At the same time, now that he has gotten us there, what is the best way to exit the field? I’m not going to go in to my thought process now…if you want to know more, you can read a blog entry called “Checkmate” and the comments that followed the next day…I posted that back in October, and I still haven’t found any answers.

But that’s not really the point right now…the point is…what we should do? J.D. Ryan, author of the blog “Five Before Chaos” knows what he is going to do. And he knows what he’d like you to do.

Senator Leahy (our Vermont Senator, for any of you reading out of Vermont) is already on board. I haven’t heard the news yet, but I’d bet a quarter that Senator Sanders will be along any minute now. So the Vermont delegation to the U.S. Senate is covered.

A similar resolution has been introduced in the U.S. house…the question is…what will our new U.S. Congressman Peter Welch do?

Here’s J.D. Ryan:

Anyways, as we hear all the talk of Welch not going far enough, etc. , here's how to put him to the test. Call his VT office at 888-605-7270 or his Washington office at 202 225-4115 and tell them that you want Welch to publicly express support of Feingold's bill, and that 'symbolic resolutions' are meaningless, and don't go far enough. And remember, be nice.

I’ve enjoyed sparring with J.D Ryan over at Green Mountain Daily and on his own blog. I encourage you to check out Five Before Chaos and look for him over on GMD.

I think that I’m leaning toward calling Welch myself…and if, unlike me, you are unburdened with the “Hamlet Syndrome of the Centrist” and KNOW what you should do…then by all means, DO IT. Call or email your Senators and Congressmen.

What to know how? Here’s a great place to start:
A Handy Little Tool, built at taxpayer expense, just for you.

The Senate is here:


J.D. Ryan said...

Ooops.. please delete that last comment, I accidentally pasted something in there by accident.

But thanks for the plug, Hamlet> Let's hope we see Welch sign on as a cosponsor shortly.

Anonymous said...

I wish I had the answer, although I'm not sure anyone in power would listen if I did. But my thoughts are such: now that we've made an unstable disaster in the middle east, we need to stabilize it. I think there is some progress by having our military in Iraq. Here's a snippet from this morning's USA Today, which everyone except me gets in front of their door every morning, here at the Kahler Grand Hotel and Bobbi's Temporary Residence:

A major U.S. intelligence report released last Friday said that Iraqi security forces lack the training, equipment and skills necessary to replace U.S. troops. The National Intelligence Estimate said that, if U.S. troops were withdrawn in the next 12 to 18 months, "this almost certainly would lead to a significant increase in the scale and scope of sectarian conflict in Iraq."
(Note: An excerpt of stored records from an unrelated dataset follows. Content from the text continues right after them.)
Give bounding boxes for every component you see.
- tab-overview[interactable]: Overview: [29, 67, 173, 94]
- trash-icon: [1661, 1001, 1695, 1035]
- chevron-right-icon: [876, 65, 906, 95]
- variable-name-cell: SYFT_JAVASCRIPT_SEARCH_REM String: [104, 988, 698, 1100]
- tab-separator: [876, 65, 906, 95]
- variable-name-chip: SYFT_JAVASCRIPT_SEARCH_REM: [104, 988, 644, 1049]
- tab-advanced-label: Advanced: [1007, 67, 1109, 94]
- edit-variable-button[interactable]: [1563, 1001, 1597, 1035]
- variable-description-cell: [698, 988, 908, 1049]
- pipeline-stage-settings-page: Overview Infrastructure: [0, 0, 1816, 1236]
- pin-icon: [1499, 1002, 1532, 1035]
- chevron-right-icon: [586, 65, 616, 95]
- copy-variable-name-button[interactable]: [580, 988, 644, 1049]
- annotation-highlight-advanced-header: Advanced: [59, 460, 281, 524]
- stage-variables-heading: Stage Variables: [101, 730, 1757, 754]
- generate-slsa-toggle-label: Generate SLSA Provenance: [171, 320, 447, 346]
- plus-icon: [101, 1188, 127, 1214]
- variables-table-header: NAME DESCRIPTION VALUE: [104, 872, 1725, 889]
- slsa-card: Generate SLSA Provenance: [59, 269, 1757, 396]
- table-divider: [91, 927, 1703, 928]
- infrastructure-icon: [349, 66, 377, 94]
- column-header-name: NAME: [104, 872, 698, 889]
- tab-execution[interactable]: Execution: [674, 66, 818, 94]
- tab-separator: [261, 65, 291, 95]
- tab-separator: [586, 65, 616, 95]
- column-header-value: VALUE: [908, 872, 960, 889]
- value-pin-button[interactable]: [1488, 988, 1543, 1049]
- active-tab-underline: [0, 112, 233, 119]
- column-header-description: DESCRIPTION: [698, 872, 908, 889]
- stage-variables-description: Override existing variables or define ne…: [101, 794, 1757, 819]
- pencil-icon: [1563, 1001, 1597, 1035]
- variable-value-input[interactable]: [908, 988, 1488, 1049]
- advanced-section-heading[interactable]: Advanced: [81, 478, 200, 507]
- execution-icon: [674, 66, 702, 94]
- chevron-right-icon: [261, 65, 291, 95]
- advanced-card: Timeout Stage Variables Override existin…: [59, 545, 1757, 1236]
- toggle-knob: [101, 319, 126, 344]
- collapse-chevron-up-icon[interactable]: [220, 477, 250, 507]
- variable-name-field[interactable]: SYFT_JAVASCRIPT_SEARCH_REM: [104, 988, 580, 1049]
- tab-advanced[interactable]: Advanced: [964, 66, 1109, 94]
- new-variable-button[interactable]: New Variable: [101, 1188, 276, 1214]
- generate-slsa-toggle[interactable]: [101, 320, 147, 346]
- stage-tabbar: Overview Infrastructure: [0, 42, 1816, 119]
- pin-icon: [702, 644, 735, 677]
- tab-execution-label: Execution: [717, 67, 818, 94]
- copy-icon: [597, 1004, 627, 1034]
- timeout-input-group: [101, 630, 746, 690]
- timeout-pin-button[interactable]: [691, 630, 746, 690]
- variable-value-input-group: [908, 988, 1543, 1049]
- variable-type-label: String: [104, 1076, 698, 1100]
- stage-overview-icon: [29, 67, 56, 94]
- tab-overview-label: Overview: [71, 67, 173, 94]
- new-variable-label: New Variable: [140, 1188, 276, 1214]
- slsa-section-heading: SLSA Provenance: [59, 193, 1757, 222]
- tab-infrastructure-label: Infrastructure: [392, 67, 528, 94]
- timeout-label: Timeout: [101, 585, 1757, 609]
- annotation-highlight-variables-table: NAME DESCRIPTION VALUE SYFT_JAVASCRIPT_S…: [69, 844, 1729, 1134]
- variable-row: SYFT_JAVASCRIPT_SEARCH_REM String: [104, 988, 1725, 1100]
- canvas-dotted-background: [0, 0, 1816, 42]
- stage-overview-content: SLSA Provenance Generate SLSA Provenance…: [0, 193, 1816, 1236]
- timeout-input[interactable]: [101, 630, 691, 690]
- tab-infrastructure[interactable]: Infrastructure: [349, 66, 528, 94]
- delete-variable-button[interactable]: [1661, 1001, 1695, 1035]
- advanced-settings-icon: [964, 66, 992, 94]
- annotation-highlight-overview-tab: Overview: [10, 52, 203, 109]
[Seth Reimers] said he notices improvements and cannot correct every transgression he sees. Before a foot patrol got underway, the Iraqi battalion sergeant major, the top enlisted man, was hustling to get the Iraqi troops prepared when it was clear they were running late. In the past, only Iraqi officers had exercised any leadership. Reimers noted that non-commissioned officers were now taking initiative. "They feel like they're letting us down if they're not ready," Reimers said, watching him scramble after his troops. "That's more progress."

One advantage of placing an entire U.S. battalion with an Iraqi unit is that the Americans can plug the gaps left by Iraq's Defense Ministry. Instead of waiting on the ministry, the Americans fixed the Iraqi Humvees. The U.S. government has paid for new barracks on the Iraqi base here.